Saeed Jones
How We Fight for Our Lives
An arc of narrative thematizing mirrors & weapons:
But now, pressing myself into the bed’s many pillows, I felt my body and realized that my body could be a passport or a key, maybe even a weapon. A body like a brick thrown through a sleeping house’s window. I got hard then just thinking about all the things I would be able to do with myself.
[…]
None of this had any bearing, though, on how I felt when I was alone. Standing in front of the mirror, my reflection and I were like rival animals, just moments away from tearing each other limb from limb.
[…]
I stood in front of the mirror, sobbing, unable to stop myself.

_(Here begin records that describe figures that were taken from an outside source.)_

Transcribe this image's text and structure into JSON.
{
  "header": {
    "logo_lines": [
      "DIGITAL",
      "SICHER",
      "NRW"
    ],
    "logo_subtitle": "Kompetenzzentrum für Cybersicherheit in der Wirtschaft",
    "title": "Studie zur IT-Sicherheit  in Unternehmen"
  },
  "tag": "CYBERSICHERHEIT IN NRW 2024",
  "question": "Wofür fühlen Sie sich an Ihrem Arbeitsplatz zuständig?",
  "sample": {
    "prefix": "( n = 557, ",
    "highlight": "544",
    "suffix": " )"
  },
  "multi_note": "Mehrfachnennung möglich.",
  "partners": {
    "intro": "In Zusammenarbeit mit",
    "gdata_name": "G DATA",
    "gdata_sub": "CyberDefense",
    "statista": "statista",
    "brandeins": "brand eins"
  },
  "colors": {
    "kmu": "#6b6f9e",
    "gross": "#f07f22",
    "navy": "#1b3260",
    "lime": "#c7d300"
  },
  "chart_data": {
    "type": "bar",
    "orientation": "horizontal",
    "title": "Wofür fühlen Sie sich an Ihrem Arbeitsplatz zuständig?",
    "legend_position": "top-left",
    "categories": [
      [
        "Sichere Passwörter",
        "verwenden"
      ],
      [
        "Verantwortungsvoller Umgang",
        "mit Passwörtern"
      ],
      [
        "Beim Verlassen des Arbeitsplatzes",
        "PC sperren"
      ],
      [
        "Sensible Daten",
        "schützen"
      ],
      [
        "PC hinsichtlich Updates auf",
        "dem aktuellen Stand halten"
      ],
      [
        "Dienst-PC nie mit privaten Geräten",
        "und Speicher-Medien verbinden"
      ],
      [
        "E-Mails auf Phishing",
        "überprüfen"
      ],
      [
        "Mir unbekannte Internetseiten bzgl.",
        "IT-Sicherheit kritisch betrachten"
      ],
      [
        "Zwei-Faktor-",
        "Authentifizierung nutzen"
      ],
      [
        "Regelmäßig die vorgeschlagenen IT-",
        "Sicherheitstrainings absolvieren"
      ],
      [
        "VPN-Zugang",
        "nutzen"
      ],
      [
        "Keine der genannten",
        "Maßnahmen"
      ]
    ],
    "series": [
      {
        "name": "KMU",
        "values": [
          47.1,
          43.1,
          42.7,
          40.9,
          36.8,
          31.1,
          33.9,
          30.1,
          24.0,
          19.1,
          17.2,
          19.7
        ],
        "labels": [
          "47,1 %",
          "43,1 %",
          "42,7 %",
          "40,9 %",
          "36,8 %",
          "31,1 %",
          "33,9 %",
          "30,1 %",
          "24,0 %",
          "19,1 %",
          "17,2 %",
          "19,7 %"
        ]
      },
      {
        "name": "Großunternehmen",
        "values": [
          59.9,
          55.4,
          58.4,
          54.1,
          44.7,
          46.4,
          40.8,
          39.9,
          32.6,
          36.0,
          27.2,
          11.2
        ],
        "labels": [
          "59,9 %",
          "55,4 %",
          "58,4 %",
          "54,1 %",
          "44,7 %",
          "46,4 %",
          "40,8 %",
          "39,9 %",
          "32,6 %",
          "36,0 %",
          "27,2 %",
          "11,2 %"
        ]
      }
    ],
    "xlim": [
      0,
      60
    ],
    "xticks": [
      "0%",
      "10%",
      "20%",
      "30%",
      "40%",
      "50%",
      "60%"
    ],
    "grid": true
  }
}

Boys like us never really got away, it seemed. We just bought ourselves time. A few more gasps of air, a few more poems, a few more years. History hurt more than any weapon inflicted on us. It hit back harder than any weapon we could wield, any weapon we could turn ourselves into.
[…]
Retreating to the edge of the living room, I noticed then that she still had mirrors all over the walls. They broke up our bodies and handed them back to us piecemeal.
Concluding line of the memoir: Our mothers are why we are here.
That passage about mirrors all over the walls is a description of grandmother’s house. I struck me as a turning point where the weapons are deposed. It reflected for me the figure of Indra’s net (both son and mother are practicing Buddhists).
By way of explanation, I cull one example from Buddha Mind, Buddha Body: Walking Toward Enlightenment by Thich Nhat Hanh:
Suppose you build a hall made of mirrors. Then you enter and hold a candle in your hand. Looking into a mirror you can see the candle, and when you turn around you see you and a candle in that mirror, and you see you and the candle in another mirror reflected again. Not only does one mirror reflect another mirror, but it reflects all the other mirrors, because each mirror has you in it and the candle in it. You just need to look in one mirror and you see all the reflections of you and the candle to infinity. There are countless mirrors and countless candles and countless yous.
But in Saeed Jones’s memoir, at this point in the protagonist’s trajectory, it is not a multifaceted reflection – it is handed back piecemeal. This is no bright jewel moment. But it is real.
The piecemeal reflections are a beginning at understanding the interpenetration of all being and by the memoir’s end we as readers are able to see and sense that the concluding line is not only a declarative statement of the two travellers (both having lost mothers) at a specific time and place (Barcelona, September 2011) but also an invitation to accept a reflection on our connection with the past: Our mothers are why we are here.